I have an assignment to complete . It says I have to read a file which contains millions & millions of strings.
I have to read the file and build a structure to hold the strings. This system must be able to answer the question "is this new string present?"
I AM also expected to break the list down into "buckets" of strings so the 'string to match' is able to chose the correct bucket to search in (quickly) and that bucket should contain no more than total/hashMask strings or so (ie 3,000,000 / 0xFFF == 732 objects per bucket).
Now I have created a structure of hash table and function to read a file and after that I am sort of clueless.
Below is my sample code
Code:
#define MAX_NAME 100
typedef struct hashTable
{
char key[MAX_NAME];
struct hashTable *next;
};
/*
this function will read the file (assume one string per line)

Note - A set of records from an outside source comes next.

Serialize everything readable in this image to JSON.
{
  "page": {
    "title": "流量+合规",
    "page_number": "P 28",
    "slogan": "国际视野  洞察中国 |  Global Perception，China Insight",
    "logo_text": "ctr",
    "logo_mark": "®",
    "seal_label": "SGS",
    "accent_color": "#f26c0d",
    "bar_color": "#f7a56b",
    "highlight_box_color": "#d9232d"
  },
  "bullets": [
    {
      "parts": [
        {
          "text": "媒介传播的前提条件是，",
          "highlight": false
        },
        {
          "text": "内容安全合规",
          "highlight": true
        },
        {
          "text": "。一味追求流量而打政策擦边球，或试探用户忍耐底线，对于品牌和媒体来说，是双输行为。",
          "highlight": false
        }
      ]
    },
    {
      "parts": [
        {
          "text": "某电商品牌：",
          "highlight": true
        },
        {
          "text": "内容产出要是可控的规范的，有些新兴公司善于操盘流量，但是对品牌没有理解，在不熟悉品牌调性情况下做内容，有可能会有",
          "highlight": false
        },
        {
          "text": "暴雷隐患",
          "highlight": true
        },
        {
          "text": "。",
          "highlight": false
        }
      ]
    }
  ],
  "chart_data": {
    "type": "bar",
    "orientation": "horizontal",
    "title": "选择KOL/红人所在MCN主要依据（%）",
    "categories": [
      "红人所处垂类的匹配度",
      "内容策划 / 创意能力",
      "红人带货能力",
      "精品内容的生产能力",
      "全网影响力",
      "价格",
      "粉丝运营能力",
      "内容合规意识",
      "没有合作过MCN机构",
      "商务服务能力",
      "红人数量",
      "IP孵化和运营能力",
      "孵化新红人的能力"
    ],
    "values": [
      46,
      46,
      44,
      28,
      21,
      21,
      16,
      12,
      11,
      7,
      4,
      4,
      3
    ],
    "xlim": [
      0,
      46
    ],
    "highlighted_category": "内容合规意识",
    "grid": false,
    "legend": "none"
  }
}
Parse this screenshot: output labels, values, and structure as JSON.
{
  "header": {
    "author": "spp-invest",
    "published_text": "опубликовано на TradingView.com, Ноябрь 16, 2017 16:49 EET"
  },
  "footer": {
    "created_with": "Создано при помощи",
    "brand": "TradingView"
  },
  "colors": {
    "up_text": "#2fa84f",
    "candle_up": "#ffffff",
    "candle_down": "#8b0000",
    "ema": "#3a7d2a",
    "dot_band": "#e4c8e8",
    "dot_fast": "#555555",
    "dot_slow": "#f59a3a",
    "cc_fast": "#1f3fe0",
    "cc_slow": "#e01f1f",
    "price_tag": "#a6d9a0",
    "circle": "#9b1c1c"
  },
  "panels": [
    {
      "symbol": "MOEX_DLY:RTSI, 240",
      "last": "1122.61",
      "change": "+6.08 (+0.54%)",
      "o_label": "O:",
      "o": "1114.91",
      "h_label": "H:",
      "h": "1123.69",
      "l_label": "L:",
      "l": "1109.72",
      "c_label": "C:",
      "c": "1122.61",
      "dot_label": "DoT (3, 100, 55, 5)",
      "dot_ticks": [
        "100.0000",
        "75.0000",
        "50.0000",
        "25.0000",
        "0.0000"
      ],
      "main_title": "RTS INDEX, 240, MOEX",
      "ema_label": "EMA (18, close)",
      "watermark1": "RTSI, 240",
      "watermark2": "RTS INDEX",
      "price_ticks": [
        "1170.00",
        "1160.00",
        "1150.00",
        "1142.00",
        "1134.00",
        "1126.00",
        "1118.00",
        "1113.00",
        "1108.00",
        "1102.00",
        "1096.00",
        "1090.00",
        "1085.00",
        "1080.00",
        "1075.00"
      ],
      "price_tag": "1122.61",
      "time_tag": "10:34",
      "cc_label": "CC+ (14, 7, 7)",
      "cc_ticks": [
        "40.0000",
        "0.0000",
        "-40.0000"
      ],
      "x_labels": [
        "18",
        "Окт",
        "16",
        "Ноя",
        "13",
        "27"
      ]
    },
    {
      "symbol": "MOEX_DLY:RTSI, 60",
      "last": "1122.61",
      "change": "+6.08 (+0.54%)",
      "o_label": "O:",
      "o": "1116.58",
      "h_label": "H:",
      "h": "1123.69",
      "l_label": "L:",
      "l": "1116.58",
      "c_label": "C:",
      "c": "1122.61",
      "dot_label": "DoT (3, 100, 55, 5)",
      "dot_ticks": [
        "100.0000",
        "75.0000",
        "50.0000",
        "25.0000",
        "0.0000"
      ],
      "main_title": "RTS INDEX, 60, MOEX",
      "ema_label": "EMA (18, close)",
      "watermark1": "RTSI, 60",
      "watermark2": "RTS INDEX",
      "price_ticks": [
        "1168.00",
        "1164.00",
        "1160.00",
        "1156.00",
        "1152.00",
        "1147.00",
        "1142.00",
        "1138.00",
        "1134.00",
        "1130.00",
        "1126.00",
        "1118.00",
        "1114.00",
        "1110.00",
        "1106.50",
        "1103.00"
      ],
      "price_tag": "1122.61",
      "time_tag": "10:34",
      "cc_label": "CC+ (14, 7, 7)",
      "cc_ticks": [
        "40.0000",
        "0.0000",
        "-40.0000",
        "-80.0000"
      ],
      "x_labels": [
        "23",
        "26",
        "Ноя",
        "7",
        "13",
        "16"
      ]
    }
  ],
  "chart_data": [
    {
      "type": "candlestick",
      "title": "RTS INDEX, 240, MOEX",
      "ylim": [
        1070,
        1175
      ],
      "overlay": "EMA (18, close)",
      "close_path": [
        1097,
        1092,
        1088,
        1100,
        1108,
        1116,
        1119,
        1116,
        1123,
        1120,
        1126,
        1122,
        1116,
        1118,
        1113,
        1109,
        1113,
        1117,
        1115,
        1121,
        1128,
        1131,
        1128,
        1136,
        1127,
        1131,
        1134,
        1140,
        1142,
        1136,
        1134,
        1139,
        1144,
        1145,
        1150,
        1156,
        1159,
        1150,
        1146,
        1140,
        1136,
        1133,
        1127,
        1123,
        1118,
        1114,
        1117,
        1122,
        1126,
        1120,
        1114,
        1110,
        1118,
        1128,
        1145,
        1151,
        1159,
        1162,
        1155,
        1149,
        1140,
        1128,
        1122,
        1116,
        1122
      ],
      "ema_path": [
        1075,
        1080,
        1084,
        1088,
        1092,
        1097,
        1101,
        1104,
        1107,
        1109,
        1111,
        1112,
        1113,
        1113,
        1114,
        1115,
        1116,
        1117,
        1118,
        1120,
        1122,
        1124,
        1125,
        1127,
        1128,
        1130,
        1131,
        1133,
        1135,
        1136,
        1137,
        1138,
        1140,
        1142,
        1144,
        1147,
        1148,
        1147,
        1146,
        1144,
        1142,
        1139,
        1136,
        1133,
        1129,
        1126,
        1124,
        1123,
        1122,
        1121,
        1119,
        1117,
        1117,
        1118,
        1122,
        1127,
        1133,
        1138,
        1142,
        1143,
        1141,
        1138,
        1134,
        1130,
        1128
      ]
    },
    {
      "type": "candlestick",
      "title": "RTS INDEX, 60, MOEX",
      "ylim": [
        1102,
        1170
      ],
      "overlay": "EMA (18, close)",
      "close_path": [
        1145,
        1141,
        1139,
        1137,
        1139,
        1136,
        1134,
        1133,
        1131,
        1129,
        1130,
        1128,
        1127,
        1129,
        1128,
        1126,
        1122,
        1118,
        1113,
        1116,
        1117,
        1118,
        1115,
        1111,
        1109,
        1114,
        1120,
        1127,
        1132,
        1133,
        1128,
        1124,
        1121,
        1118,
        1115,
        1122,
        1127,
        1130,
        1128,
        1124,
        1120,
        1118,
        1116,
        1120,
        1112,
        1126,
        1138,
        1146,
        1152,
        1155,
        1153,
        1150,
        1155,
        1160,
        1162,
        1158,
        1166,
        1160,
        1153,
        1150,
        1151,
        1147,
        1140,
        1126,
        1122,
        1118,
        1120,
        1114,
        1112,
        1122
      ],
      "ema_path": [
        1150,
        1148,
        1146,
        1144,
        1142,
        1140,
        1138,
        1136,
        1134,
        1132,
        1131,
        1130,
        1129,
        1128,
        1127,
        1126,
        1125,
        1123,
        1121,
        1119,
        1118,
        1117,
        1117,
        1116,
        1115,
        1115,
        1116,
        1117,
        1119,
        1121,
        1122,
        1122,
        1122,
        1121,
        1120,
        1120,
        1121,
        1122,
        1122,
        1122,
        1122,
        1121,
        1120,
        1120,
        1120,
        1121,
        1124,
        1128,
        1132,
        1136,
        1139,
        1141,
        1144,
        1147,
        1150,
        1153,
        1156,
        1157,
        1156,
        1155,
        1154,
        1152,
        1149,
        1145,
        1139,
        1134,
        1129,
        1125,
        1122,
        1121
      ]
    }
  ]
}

and create the list of lists (list of buckets), adding one object per string.
*/
HashList *loadDataSet(char *filename, int hashMask)
{
// to read a file
char readString[ MAX_NAME];
File *fp ;
if( (fp = fopen(filename, "r") )== NULL)
{
printf(" failed to open the file\n");
exit(0);
}
while( fgets ( readString,MAX_NAME -1, fp ) != NULL)
{
//need to break the list down into "buckets" of strings so the 'string to match'
// is able to chose the correct bucket to search in (quickly)
//and that bucket should contain no more than total/hashMask strings
or so (ie 3,000,000 / 0xFFF == 732 objects per bucket).
}
fclose(fp);
}